Question

Let $A = \left[ {\begin{array}{*{20}{c}}
  a&b \\
  c&d
\end{array}} \right]$ and \[B = \left[ {\begin{array}{*{20}{c}}
  \alpha \\
  \beta
\end{array}} \right] \ne \left[ {\begin{array}{*{20}{c}}
  0 \\
  0
\end{array}} \right]\] such that \[AB = B\] and \[a + d = 2021\], then the value of ad-bcis equal to

Answer 1

Hint: To get the value of\[ad - bc\], multiply the matrix A and matrix B and equate it to matrix B. The equations obtained are solved in such a way that $\alpha $ and \[\beta \] are eliminated. Substitute the value of \[a + d\] to get the value of \[ad - bc\].

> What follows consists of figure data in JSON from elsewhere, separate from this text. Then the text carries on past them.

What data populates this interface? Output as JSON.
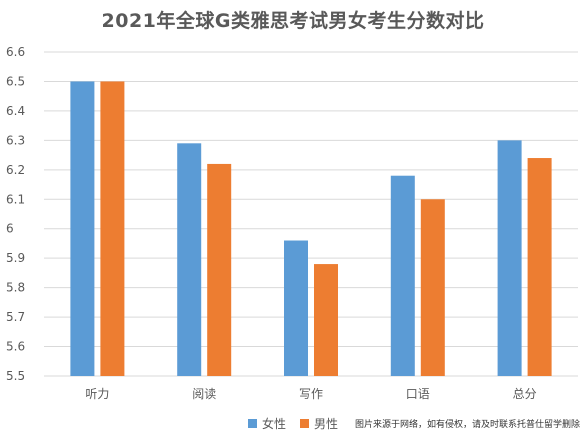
{
  "chart_data": {
    "type": "bar",
    "title": "2021年全球G类雅思考试男女考生分数对比",
    "categories": [
      "听力",
      "阅读",
      "写作",
      "口语",
      "总分"
    ],
    "series": [
      {
        "name": "女性",
        "color": "#5B9BD5",
        "values": [
          6.5,
          6.29,
          5.96,
          6.18,
          6.3
        ]
      },
      {
        "name": "男性",
        "color": "#ED7D31",
        "values": [
          6.5,
          6.22,
          5.88,
          6.1,
          6.24
        ]
      }
    ],
    "ylim": [
      5.5,
      6.6
    ],
    "yticks": [
      "5.5",
      "5.6",
      "5.7",
      "5.8",
      "5.9",
      "6",
      "6.1",
      "6.2",
      "6.3",
      "6.4",
      "6.5",
      "6.6"
    ],
    "grid": true,
    "legend": "bottom"
  },
  "watermark": "图片来源于网络，如有侵权，请及时联系托普仕留学删除"
}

Complete step by step Solution:
Consider the given condition \[AB = B\]
$\left[ {\begin{array}{*{20}{c}}
  a&b \\
  c&d
\end{array}} \right]\left[ {\begin{array}{*{20}{c}}
  \alpha \\
  \beta
\end{array}} \right] = \left[ {\begin{array}{*{20}{c}}
  \alpha \\
  \beta
\end{array}} \right]$
Multiply the Matrix A and Matrix B and equate it to matrix B.
\[\left[ {\begin{array}{*{20}{c}}
  {a\alpha + b\beta } \\
  {c\alpha + d\beta }
\end{array}} \right] = \left[ {\begin{array}{*{20}{c}}
  \alpha \\
  \beta
\end{array}} \right]\]
When two matrices have equal number of rows and columns and they are equal to each other then each row of the matrices is equal to the row of the equal matrices so we can use this in the question to find the values.
now we will equate Left hand side equations to the right hand side equations
\[a\alpha + b\beta = \alpha \]---- (equation 1)
\[c\alpha + d\beta = \beta \]--- (equation 2)
by equating we get the above equations so now we will solve them
Solving equation (1)
 \[a\alpha - \alpha = - b\beta \]
Take \[\alpha \]as common from above equation
 \[\alpha (a - 1) = - b\beta \]
\[\dfrac{\alpha }{\beta } = \dfrac{{ - b}}{{a - 1}}\]--- (equation 3)
Solving equation (2)
\[c\alpha = \beta - d\beta \]
Take \[\beta \] as common from above equation
\[c\alpha = \beta (1 - d)\]
\[\dfrac{\alpha }{\beta } = \dfrac{{(1 - d)}}{c}\] --- (equation 4)
Equating equation (3) to equation (4)
\[\dfrac{-b}{a-1}\] = \[\dfrac{(1-d)}{c}\]
Cross multiply the above equation
\[ - bc = (a - 1)(1 - d)\]
\[ - bc = a - ad - 1 + d\]
Solve for \[ad - bc\]
\[ad - bc = a + d - 1\]--- equation (5)
Substitute the given value of \[a + d\] in equation (5) i.e. \[a + d = 2021\]
Therefore \[ad - bc = 2021 - 1\]
\[ad - bc = 2020\]

Note:As \[\alpha \]and \[\beta \] have non zero values, solve in a such a way that \[\alpha \]and \[\beta \] gets eliminated to get the value of \[ad - bc\].Many students make mistakes while multiplying A and B so should take care of that. Also, while equating product equals to B then equating equation students can make mistakes. We should do that carefully to avoid any errors in the solution.